To 0.1 moles of acetaldehyde-ethylene glycol-acetal (8.7 grains) in 250 ccs of hexane at −20 C is added 0.1 moles of butyl-lithium (6.4 grams) in 100 ccs of hexane at −20 C with stirring. Five minutes are allowed for the lithium anion of acetaldehyde-ethylene glycol-acetal to form whereupon 0.1 mole of 1,5 dimethyl, 5-hexene-al (10.9 grams) in 50 ccs of hexane at −20 C is added over 3 minutes with stirring to form the lithium salt of 3,7 dimethyl, 3-hydroxy, 7 octene-al-ethylene glycol-acetal. The hexane is removed under reduced pressure and the solid salt is added gradually to dilute hydrochloric acid at 0 C to form citral-ethylene glycol-acetal. The reaction mixture may now be heated to 100 C to decompose the acetal to yield pure citral.

CONCLUSION, RAMIFICATION AND SCOPE

Accordingly, the reader will see the acetal and imine protective groups for crossed aldol condensations are more convenient than current methods. Furthermore the process has additional advantages in that:
Yields are increased
By-products and waste are reduced
Separation from by-products is easier
Allows deactivation of aldehyde carbonyl oxygen so a ketone may add to the aldehyde's alpha-carbon hydrogen's to produce an aldehyde as a product.
Although the description contains specifities, these should not be construed as limiting the scope of the invention, but merely providing illustrations of some of the presently preferred embodiments of the invention. For example other alcohols, glycols and amines may be used, and other bases, solvents and acids may be used. Thus the scope of the invention should be determined by the appended claims and their legal equivalents rather than by the examples given.

Claims

1: A method for improving the yield of crossed aldol condensations comprising the steps of

A: Forming an acetal of the aldol losing its alpha-carbon hydrogens of the reaction.

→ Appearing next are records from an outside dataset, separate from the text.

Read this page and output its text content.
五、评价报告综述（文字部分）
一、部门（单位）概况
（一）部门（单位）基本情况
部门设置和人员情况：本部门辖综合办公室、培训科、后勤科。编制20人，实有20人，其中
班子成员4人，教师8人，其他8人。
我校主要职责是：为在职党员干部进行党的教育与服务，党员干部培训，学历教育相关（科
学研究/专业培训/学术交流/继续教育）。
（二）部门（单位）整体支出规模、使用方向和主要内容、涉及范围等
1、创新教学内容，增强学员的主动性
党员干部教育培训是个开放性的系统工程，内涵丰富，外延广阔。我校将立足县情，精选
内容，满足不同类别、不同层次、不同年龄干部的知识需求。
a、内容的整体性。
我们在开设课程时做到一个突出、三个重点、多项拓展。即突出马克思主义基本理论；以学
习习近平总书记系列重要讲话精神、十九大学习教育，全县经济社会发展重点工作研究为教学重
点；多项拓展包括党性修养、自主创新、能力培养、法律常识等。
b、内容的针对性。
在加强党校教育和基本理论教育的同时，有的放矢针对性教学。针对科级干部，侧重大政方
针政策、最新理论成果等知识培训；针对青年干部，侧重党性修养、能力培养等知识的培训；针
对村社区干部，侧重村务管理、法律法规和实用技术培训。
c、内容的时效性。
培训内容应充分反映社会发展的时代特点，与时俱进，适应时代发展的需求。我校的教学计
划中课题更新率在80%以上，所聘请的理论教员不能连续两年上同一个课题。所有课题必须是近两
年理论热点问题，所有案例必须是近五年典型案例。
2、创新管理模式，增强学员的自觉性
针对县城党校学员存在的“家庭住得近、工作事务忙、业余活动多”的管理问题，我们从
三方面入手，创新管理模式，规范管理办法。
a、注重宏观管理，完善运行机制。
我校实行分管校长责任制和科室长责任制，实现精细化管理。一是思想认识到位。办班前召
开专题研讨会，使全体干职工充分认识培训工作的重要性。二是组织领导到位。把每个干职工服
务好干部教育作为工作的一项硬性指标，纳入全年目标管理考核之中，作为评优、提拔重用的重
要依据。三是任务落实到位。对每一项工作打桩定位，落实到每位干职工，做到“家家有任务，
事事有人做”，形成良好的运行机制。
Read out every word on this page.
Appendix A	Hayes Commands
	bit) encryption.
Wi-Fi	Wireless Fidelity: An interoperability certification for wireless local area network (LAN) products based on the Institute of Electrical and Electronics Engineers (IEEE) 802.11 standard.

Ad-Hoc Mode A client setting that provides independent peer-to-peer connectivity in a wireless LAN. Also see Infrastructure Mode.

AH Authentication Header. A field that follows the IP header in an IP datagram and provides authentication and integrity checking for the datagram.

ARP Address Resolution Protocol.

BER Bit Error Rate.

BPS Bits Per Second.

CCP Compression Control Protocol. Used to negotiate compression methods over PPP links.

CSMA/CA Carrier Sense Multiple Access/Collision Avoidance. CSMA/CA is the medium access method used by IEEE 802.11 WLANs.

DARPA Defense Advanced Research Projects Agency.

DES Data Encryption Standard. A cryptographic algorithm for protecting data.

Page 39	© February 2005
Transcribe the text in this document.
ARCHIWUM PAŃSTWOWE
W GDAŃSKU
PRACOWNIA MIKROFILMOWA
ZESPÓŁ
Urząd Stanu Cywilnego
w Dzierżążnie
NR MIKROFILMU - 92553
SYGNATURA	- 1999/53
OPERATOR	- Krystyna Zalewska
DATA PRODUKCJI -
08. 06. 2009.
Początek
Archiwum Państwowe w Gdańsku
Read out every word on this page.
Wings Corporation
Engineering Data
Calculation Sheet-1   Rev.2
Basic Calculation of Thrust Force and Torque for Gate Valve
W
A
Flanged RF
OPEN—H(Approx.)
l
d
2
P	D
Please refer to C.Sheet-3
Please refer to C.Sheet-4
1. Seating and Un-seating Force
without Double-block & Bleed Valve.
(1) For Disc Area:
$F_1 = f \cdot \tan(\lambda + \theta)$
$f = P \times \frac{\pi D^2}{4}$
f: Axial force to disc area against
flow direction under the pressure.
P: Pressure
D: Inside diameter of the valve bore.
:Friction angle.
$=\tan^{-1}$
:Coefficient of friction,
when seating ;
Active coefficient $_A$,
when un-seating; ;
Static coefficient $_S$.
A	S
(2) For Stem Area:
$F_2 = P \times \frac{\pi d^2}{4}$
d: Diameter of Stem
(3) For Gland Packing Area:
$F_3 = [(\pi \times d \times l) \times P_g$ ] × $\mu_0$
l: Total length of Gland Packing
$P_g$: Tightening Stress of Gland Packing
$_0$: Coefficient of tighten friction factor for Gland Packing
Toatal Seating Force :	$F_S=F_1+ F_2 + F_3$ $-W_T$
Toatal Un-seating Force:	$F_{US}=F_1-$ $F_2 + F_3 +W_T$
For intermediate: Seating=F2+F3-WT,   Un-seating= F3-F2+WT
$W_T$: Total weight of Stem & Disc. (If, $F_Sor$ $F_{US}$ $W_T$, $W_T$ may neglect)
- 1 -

B: Adding a base with a pKa greater than the pKa of the alpha-carbon hydrogens of the acetal, such as alkali metal alkoxides, alkali metal alkoxides, alkali metal dialkyl-amines, or butyl-lithium.

C: Adding the aldol losing its carbonyl oxygen in the reaction to form the salt of the saturated hydroxy addition compound of the acetal

D: Forming the unsaturated addition compound and decomposing the acetal with dilute acid.

2: A method for improving the yield of crossed aldol condensations comprising the steps of

A: Forming an amine of the aldol losing its alpha-carbon hydrogens in the reaction.

B: Adding a base with a pKa greater than the pKa of the alpha carbon hydrogens of the imine, such as alkali metal alkoxides, alkali metal dialkyl-amines, or butyl-lithium.

C. Adding the aldol losing its carbonyl oxygen in the reaction to form the salt of the saturated hydroxy addition compound of the imine.

D: Forming the unsaturated addition compound and decomposing the imine with dilute acid.

3: A method for improving the yield of crossed aldol condensations comprising the steps of

A: Forming an acetal or imine of the aldol losing its alpha carbon hydrogens using an alcohol or glycol possessing electron withdrawing groups, such as perfluoro-tert-butanol or perfluoro-pinacol or a primary amine possessing electron withdrawing groups, such as trifluormethyl-amine or perfluoro-tert-butyl-amine.

B: Adding a base with a pKa greater than the pKa of the alpha carbon hydrogens of the acetal or imine, such as alkali metal alkoxides, alkali metal dialkyl-amines or butyl-lithium.

C: Adding the aldol losing its carbonyl oxygen in the reaction to form the salt of the saturated hydroxy addition compound of the acetal or imine.

D: Forming the unsaturated addition compound and decomposing the acetal or imine with dilute acid.